I just found an old copy of this catalog, also available online: http://parentchildpress.com/
Excellent books for the new reader: the Cosmic Wonder Series, the Thoughtful Living Series and the Sense of Wonder Series are seriously beautiful. The "Pledge to the Earth" inspired our class to say it each day as a blessing at lunch. Also books for Peace Advocacy, for Parent Guidance and a Wonderful Art Appreciation series.
post #14 of 83
3 more links to add:
1) a very comprehensive list of books written by and about Montessori, plus a thorough list of international organizations:
http://www.shelton.org/montessori/reference.html
2) articles, ideas and online support montessorimom.com especially http://www.montessorimom.com/?Approa...ntessori_Links
3) Gandhi's speech at a Montessori Training Center 1931
http://www.peace.ca/montessoriandgandhi.htm
post #15 of 83

Infant Toddler Articles

greetings...
I have a link to some articles on infants/toddlers from my website. You are free to reproduce them and hand them out to members of your play group, etc. http://www.littleredrobin.com/pages/...f_articles.asp

A good book of activities that you can do at home with toddlers is Awakening Your Toddler's Love of Learning by Jan Katzen-Lucenta. I think you can get it on Amazon, but she has a website you can order from directly, but I forget what it is!

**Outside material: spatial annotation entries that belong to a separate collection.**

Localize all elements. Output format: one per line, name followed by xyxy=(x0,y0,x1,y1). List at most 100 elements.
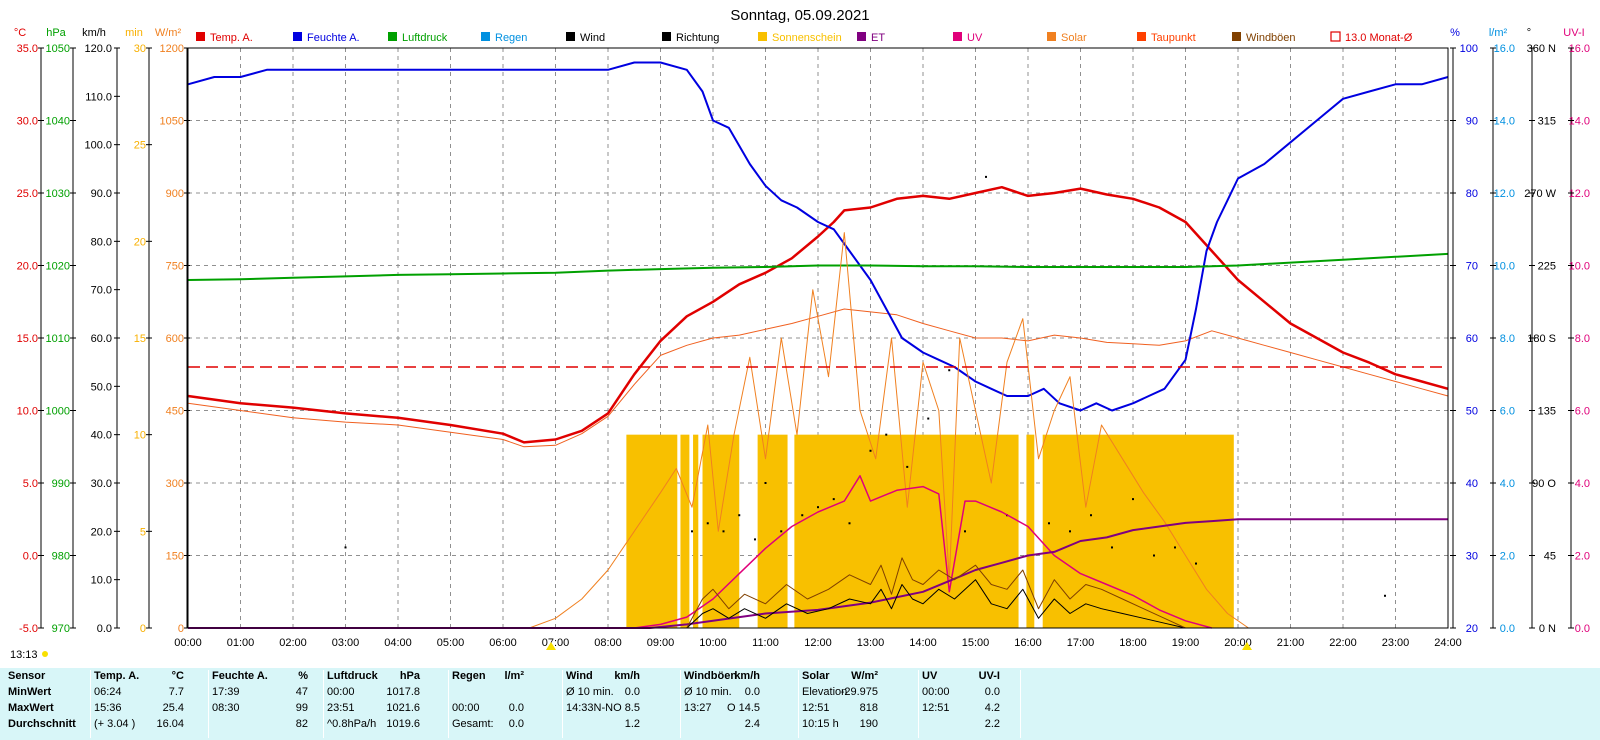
stats-cell: 1.2 xyxy=(624,718,640,730)
stats-cell: 1021.6 xyxy=(386,702,420,714)
axis-tick-label: 1050 xyxy=(46,43,70,55)
legend-label: UV xyxy=(967,32,983,44)
axis-tick-label: 80 xyxy=(1466,188,1478,200)
stats-cell: Gesamt: xyxy=(452,718,494,730)
x-tick-label: 07:00 xyxy=(542,637,570,649)
stats-cell: 08:30 xyxy=(212,702,240,714)
axis-tick-label: 10 xyxy=(134,430,146,442)
direction-point xyxy=(848,522,851,525)
stats-header: Temp. A. xyxy=(94,670,140,682)
direction-point xyxy=(801,514,804,517)
axis-tick-label: 80.0 xyxy=(91,236,112,248)
stats-header: % xyxy=(298,670,308,682)
legend-item: Sonnenschein xyxy=(758,32,842,44)
axis-tick-label: 30 xyxy=(1466,551,1478,563)
stats-separator xyxy=(448,670,449,738)
series-lines xyxy=(187,61,1449,629)
time-marker-label: 13:13 xyxy=(10,649,38,660)
stats-cell: 190 xyxy=(859,718,878,730)
axis-tick-label: 0 N xyxy=(1539,623,1556,635)
direction-point xyxy=(1132,498,1134,501)
sunshine-bar xyxy=(693,434,699,628)
stats-cell: 12:51 xyxy=(922,702,950,714)
direction-point xyxy=(1195,562,1197,565)
axis-tick-label: 16.0 xyxy=(1494,43,1515,55)
direction-point xyxy=(1384,594,1386,597)
legend-item: Regen xyxy=(481,32,527,44)
stats-cell: 0.0 xyxy=(624,686,640,698)
sunshine-bar xyxy=(680,434,690,628)
stats-cell: 7.7 xyxy=(168,686,184,698)
legend-swatch xyxy=(388,32,397,41)
axis-tick-label: 8.0 xyxy=(1575,333,1590,345)
axis-tick-label: 70 xyxy=(1466,261,1478,273)
stats-cell: 06:24 xyxy=(94,686,122,698)
axis-tick-label: 0.0 xyxy=(1500,623,1515,635)
axis-tick-label: 20 xyxy=(134,236,146,248)
stats-separator xyxy=(918,670,919,738)
stats-header: °C xyxy=(171,670,184,682)
legend-swatch xyxy=(758,32,767,41)
direction-point xyxy=(1111,546,1113,549)
x-tick-label: 19:00 xyxy=(1172,637,1200,649)
legend-label: Wind xyxy=(580,32,605,44)
axis-tick-label: 0 xyxy=(178,623,184,635)
sunrise-marker-icon xyxy=(546,642,556,650)
stats-row-label: MinWert xyxy=(8,686,52,698)
axis-tick-label: 30.0 xyxy=(91,478,112,490)
x-tick-label: 21:00 xyxy=(1277,637,1305,649)
axis-tick-label: 40 xyxy=(1466,478,1478,490)
sunshine-bar xyxy=(702,434,740,628)
series-line xyxy=(187,308,1449,448)
axis-tick-label: 10.0 xyxy=(91,575,112,587)
axis-tick-label: 50 xyxy=(1466,406,1478,418)
x-tick-label: 00:00 xyxy=(174,637,202,649)
stats-cell: 0.0 xyxy=(508,718,524,730)
stats-cell: Elevation xyxy=(802,686,848,698)
axis-tick-label: 10.0 xyxy=(1494,261,1515,273)
direction-point xyxy=(948,369,951,372)
direction-point xyxy=(1153,554,1155,557)
direction-point xyxy=(780,530,783,533)
legend-label: Sonnenschein xyxy=(772,32,842,44)
stats-cell: 1019.6 xyxy=(386,718,420,730)
legend-swatch xyxy=(1047,32,1056,41)
stats-header: Feuchte A. xyxy=(212,670,268,682)
stats-cell: (+ 3.04 ) xyxy=(94,718,136,730)
stats-header: Wind xyxy=(566,670,593,682)
stats-cell: N-NO 8.5 xyxy=(593,702,640,714)
x-tick-label: 08:00 xyxy=(594,637,622,649)
stats-header: km/h xyxy=(734,670,760,682)
axis-tick-label: 20.0 xyxy=(91,526,112,538)
axis-tick-label: 90 O xyxy=(1532,478,1556,490)
plot-frame xyxy=(187,47,1449,629)
direction-point xyxy=(1174,546,1176,549)
x-tick-label: 15:00 xyxy=(962,637,990,649)
x-tick-label: 05:00 xyxy=(437,637,465,649)
stats-cell: 47 xyxy=(295,686,308,698)
direction-point xyxy=(817,506,819,509)
axis-tick-label: 60 xyxy=(1466,333,1478,345)
direction-point xyxy=(1090,514,1092,517)
stats-separator xyxy=(323,670,324,738)
axis-tick-label: 4.0 xyxy=(1575,478,1590,490)
legend-item: Luftdruck xyxy=(388,32,448,44)
axis-tick-label: 150 xyxy=(166,551,184,563)
legend-item: ET xyxy=(857,32,885,44)
time-marker-dot xyxy=(42,651,48,657)
x-tick-label: 12:00 xyxy=(804,637,832,649)
axis-tick-label: 30.0 xyxy=(17,116,38,128)
x-tick-label: 04:00 xyxy=(384,637,412,649)
stats-header: hPa xyxy=(399,670,420,682)
axis-tick-label: 1030 xyxy=(46,188,70,200)
legend-swatch xyxy=(662,32,671,41)
stats-cell: -29.975 xyxy=(840,686,878,698)
x-tick-label: 23:00 xyxy=(1382,637,1410,649)
direction-point xyxy=(754,538,756,541)
legend-item: Solar xyxy=(1047,32,1087,44)
axis-tick-label: 8.0 xyxy=(1500,333,1515,345)
axis-dir: ° 360 N 315 270 W 225 180 S 135 90 O 45 0 N xyxy=(1524,27,1556,635)
axis-tick-label: 25 xyxy=(134,140,146,152)
legend-swatch xyxy=(481,32,490,41)
axis-tick-label: 20 xyxy=(1466,623,1478,635)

I know Montessori From the Start was suggested, and I second that as a great book to get the whole philosophy.

Thanks.
post #16 of 83
Hi darksky!
Jan Katzen-Luchenta also has a new book out about nutrition and the child (Montessori style!) http://www.thetoddlertutor.com/home.html
Thanks for your link.
post #17 of 83
Are there any magazines in publication for Montessori families?
post #18 of 83
There is a magazine put out by The M Foundation called "Tomorrow's Child" that has articles that cover the basics and are somewhat general:
[url]http://www.montessori.org/section.php?sectionname=Tomorrow's%20Child%20Magaz ine

I found this: "The Magazine for Montessori Families" with Maya Angelou on the cover! I'm gonna check it out, too.
http://www.amazon.com/M-Magazine-Mon.../dp/B000FBFXCE

The "Communications" and AMI bulletin (you will receive if you are a member) are more lengthy 'scholarly' articles but they do send out "Montessori talks to Parents" once or twice a year. Select "Publications" at http://montessori-ami.org/ This site also has a few articles by Dr. M online.

The NAMTA journal is excellent, too! http://montessori-namta.org/NAMTA/NAMServs/journal.html You can view it online at http://eric.ed.gov/ERICWebPortal/Home.portal search for NAMTA journal.
post #19 of 83
I just read "Montessori, The science behind the Genius." It does a great job explaining how the kids actually learn.
post #20 of 83
Teaching Montessori In The Home: The Preschool years by Eliabeth G Hainstock is a great litte introduction and includes directions on how to make materials yourself on the cheap. While it is short and therefore does not cover the philosophy in depth, it is still a great little resource and one I intend to own (I got my copy from the library).